It kinda shocked me when I first started talking about how 'androphobia' and 'misandry' are not appropriate things to identify with that many trans men interpreted this as if I was saying "trans men face 0 oppression"
It makes more sense to me now, I guess. If someone conceptualizes their oppression entirely through the lens that men are an oppressed class then they will take any form of "transandrophobia is not real" and "transandrophobia is inherently tied to misogynist movements" as a complete denial of their oppression.
I mean, as a trans man myself I'm very keenly aware of my oppression. I transitioned around the age of 27...the misgendering, the degendering, the patronizing from FITs (feminist identified transphobes), the cruelty of my own family persists to this day. The worst was academia!!! How horrified I was to see how trans people are talked about in textbooks!!!

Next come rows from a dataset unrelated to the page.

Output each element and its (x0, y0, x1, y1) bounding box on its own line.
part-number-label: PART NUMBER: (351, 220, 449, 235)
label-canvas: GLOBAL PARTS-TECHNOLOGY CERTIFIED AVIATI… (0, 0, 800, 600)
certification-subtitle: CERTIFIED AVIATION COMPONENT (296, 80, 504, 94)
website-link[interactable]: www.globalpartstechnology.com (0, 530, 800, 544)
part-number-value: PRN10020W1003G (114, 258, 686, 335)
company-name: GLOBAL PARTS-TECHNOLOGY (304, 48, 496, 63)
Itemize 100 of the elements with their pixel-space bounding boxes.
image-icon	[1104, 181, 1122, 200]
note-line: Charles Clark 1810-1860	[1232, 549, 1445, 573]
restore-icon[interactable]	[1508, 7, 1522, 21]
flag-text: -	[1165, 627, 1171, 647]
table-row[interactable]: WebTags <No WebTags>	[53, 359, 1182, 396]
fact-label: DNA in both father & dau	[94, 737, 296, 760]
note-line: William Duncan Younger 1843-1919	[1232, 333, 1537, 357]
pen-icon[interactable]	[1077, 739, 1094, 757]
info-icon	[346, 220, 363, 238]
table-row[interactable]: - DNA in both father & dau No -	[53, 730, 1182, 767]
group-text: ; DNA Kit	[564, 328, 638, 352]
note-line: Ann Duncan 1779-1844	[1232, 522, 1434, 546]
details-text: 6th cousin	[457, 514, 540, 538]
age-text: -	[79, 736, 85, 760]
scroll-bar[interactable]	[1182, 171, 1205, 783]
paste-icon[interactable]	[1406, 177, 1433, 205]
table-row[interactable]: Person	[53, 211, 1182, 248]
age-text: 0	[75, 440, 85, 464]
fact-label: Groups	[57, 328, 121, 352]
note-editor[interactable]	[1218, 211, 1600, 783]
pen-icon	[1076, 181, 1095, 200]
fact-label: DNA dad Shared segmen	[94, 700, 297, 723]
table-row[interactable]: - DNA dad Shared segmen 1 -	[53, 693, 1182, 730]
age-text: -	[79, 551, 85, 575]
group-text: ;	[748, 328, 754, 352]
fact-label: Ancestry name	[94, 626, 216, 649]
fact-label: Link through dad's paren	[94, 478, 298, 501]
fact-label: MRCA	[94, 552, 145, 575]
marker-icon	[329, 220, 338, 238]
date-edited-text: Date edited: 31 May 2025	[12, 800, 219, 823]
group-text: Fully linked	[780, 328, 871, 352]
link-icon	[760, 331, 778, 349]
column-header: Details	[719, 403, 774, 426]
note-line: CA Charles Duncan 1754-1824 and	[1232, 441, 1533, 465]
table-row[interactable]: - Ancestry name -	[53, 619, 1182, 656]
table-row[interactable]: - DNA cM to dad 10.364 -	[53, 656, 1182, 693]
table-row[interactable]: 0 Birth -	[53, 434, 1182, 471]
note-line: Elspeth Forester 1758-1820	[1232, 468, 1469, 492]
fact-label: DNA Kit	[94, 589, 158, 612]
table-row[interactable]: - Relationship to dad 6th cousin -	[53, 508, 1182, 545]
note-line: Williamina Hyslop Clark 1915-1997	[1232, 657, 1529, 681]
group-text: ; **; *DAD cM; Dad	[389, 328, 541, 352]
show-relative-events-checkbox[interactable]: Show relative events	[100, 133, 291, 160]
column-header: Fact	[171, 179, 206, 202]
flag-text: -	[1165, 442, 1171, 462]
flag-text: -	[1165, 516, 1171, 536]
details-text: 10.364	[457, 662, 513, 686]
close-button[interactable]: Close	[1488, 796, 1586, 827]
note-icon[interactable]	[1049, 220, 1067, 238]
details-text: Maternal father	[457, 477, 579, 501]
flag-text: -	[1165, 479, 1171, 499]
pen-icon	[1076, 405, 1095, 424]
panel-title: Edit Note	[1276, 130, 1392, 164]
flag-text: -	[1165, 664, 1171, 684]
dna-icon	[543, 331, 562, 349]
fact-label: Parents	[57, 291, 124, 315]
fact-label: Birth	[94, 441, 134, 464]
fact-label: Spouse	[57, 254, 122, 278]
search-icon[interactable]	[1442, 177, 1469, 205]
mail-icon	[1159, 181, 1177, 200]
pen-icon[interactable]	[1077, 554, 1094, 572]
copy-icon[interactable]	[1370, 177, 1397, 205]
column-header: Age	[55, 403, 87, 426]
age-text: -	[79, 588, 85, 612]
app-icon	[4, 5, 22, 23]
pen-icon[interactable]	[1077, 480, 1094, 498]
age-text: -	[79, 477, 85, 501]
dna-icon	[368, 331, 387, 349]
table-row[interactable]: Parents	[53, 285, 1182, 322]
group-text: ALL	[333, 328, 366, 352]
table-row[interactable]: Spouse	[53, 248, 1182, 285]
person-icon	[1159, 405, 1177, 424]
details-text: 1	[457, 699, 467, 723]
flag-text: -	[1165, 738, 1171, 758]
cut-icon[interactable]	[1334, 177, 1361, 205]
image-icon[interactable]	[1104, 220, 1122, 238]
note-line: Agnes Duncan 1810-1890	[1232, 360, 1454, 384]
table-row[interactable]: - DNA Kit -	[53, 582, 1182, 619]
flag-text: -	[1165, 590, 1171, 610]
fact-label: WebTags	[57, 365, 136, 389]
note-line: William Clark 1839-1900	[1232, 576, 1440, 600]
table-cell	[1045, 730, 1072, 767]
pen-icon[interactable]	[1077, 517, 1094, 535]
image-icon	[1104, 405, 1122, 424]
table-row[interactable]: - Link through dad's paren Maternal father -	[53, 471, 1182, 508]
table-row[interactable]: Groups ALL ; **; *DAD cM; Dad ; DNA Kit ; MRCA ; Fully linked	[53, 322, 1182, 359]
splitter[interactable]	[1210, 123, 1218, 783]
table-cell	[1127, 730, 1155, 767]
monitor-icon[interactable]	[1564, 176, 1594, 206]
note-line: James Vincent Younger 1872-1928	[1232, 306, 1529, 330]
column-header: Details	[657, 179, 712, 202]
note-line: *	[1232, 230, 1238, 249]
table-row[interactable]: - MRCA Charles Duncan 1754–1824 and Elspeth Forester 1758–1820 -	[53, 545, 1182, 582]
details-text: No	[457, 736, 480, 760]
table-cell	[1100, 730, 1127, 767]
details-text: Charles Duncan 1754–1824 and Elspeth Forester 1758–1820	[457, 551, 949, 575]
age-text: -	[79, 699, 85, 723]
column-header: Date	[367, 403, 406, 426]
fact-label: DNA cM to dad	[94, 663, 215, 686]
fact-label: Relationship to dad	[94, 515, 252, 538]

I also remember living as a woman. The street harassment, the dismissal of every opinion I held, the assumption that I was stupid, a liar, incapable. The hiring discrimination that always made me wonder if it was me or my gender...the lower pay. Doctors not listening to me. God the sexual harassment, the death threats even in person, in public. And ALL of this? Dismissed by men who called me a femnazi and accused me of androphobia and misandry.
The shift in my oppression since transitioning is palpable. I experience transphobia now. In Nevada I get yelled at many times for going into the men's restroom because I have long hair. But the street harassment? Gone. No sexual harassment. I get every job I interview for. I don't even have to ask for raises or promotions. My opinion is respected. I'm assumed to be knowledgeable even in areas I am not. Doctors do not question my pain.
I am not fucking oppressed because I'm a man. No one is, and it's misogynist to claim otherwise.